Traditionally, Spain prohibited foreign settlement within its overseas territories — but the frequency of Comanche raids against Spanish settlements prompted officials to consider the proposal of their subject, Missouri resident Moses Austin.  Señor Austin suggested, given the inability of Spain to establish colonies in Texas with Spaniards, that Viceroyalty officials allow him to develop Anglo-American colonies there.  With the caveat that Moses guarantee the excellent reputation and industriousness of all American colonists and provided that they become good citizens of Mexico and convert to Catholicism, Spanish officials granted Austin’s request.  American settlers in Texas might, after all, provide a solution to New Spain’s problem.  They could, for example, transform the harsh land into productive farms.  And, if anyone had to contend with Indian hostilities, better Anglos than Spaniards.

Following Mexico’s war of independence from Spain, Mexican officials continued Spain’s colonization plan, granting contracts to American impresarios who would settle and supervise “qualified” immigrants.  Anglo migrations took place between 1821-1835.[1]

The Immigrants

Anglo settlers had several reasons for migrating to Texas.
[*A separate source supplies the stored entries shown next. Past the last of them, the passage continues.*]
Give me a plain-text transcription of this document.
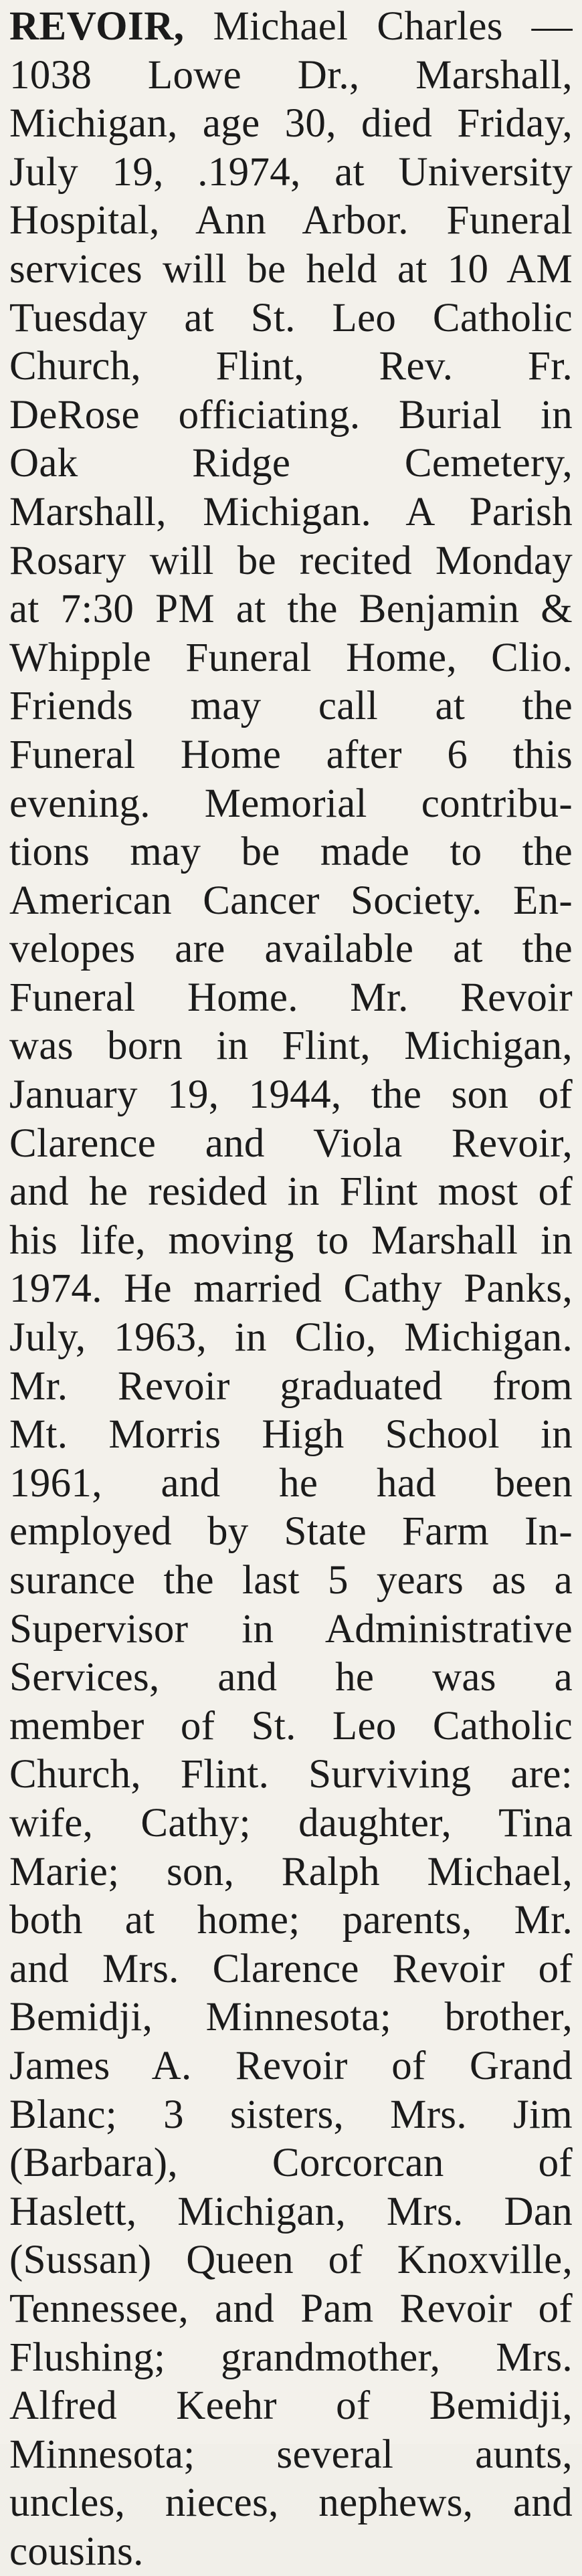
REVOIR, Michael Charles —
1038 Lowe Dr., Marshall,
Michigan, age 30, died Friday,
July 19, .1974, at University
Hospital, Ann Arbor. Funeral
services will be held at 10 AM
Tuesday at St. Leo Catholic
Church, Flint, Rev. Fr.
DeRose officiating. Burial in
Oak Ridge Cemetery,
Marshall, Michigan. A Parish
Rosary will be recited Monday
at 7:30 PM at the Benjamin &
Whipple Funeral Home, Clio.
Friends may call at the
Funeral Home after 6 this
evening. Memorial contribu-
tions may be made to the
American Cancer Society. En-
velopes are available at the
Funeral Home. Mr. Revoir
was born in Flint, Michigan,
January 19, 1944, the son of
Clarence and Viola Revoir,
and he resided in Flint most of
his life, moving to Marshall in
1974. He married Cathy Panks,
July, 1963, in Clio, Michigan.
Mr. Revoir graduated from
Mt. Morris High School in
1961, and he had been
employed by State Farm In-
surance the last 5 years as a
Supervisor in Administrative
Services, and he was a
member of St. Leo Catholic
Church, Flint. Surviving are:
wife, Cathy; daughter, Tina
Marie; son, Ralph Michael,
both at home; parents, Mr.
and Mrs. Clarence Revoir of
Bemidji, Minnesota; brother,
James A. Revoir of Grand
Blanc; 3 sisters, Mrs. Jim
(Barbara), Corcorcan of
Haslett, Michigan, Mrs. Dan
(Sussan) Queen of Knoxville,
Tennessee, and Pam Revoir of
Flushing; grandmother, Mrs.
Alfred Keehr of Bemidji,
Minnesota; several aunts,
uncles, nieces, nephews, and
cousins.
  • At the top of this list was the availability of cheap land.  In 1821, the cost of undeveloped land in the United States was $1.25 per acre, with a minimum purchase of 80 acres ($100.00) payable at the time of purchase.  The present value of $100.00 in 1821 is $2,276.00.  But in Texas, each head of a family could claim a headright of 4,600 acres of grazing land and one labor (177 acres) of irrigable farmland at the cost of 4¢ per acre, payable over six years (total purchase price, $191.08).  Texas, therefore, was far more attractive to late-wave migrants to the United States.  First, the new arrivals didn’t have the cash for land purchases, and second, earlier arrivals claimed most of the desirable land east of the Appalachian Mountains.
  • The economic depression following the War of 1812 propelled thousands of migrants westward, making their way from Kentucky, Tennessee, and Missouri into Texas.  Some scholars claim that the most significant period of immigration in Texas occurred between 1840-41 (others claim that didn’t happen until after the American Civil War).
  • Many Texas immigrants believed (or hoped) that the United States would purchase East Texas from Mexico one day.  If that happened, they reasoned, annexation would stimulate further migration, which in turn would provide them with buyers for their cheaply purchased lands.
  • The United States and Mexico had no reciprocal agreement governing outlaws.  Some immigrants moved to Texas to avoid debtors’ prisons and arrest warrants from other states.

Slavery was illegal in Mexico, but that didn’t stop southern slave-owners from taking bonded people to Texas.  Part of the problem was that corrupt Mexican politicians closed their eyes to slavery because they were eager to enrich themselves from the cotton trade.  Slavery was the only way Texas planters could sustain labor-intensive cotton production.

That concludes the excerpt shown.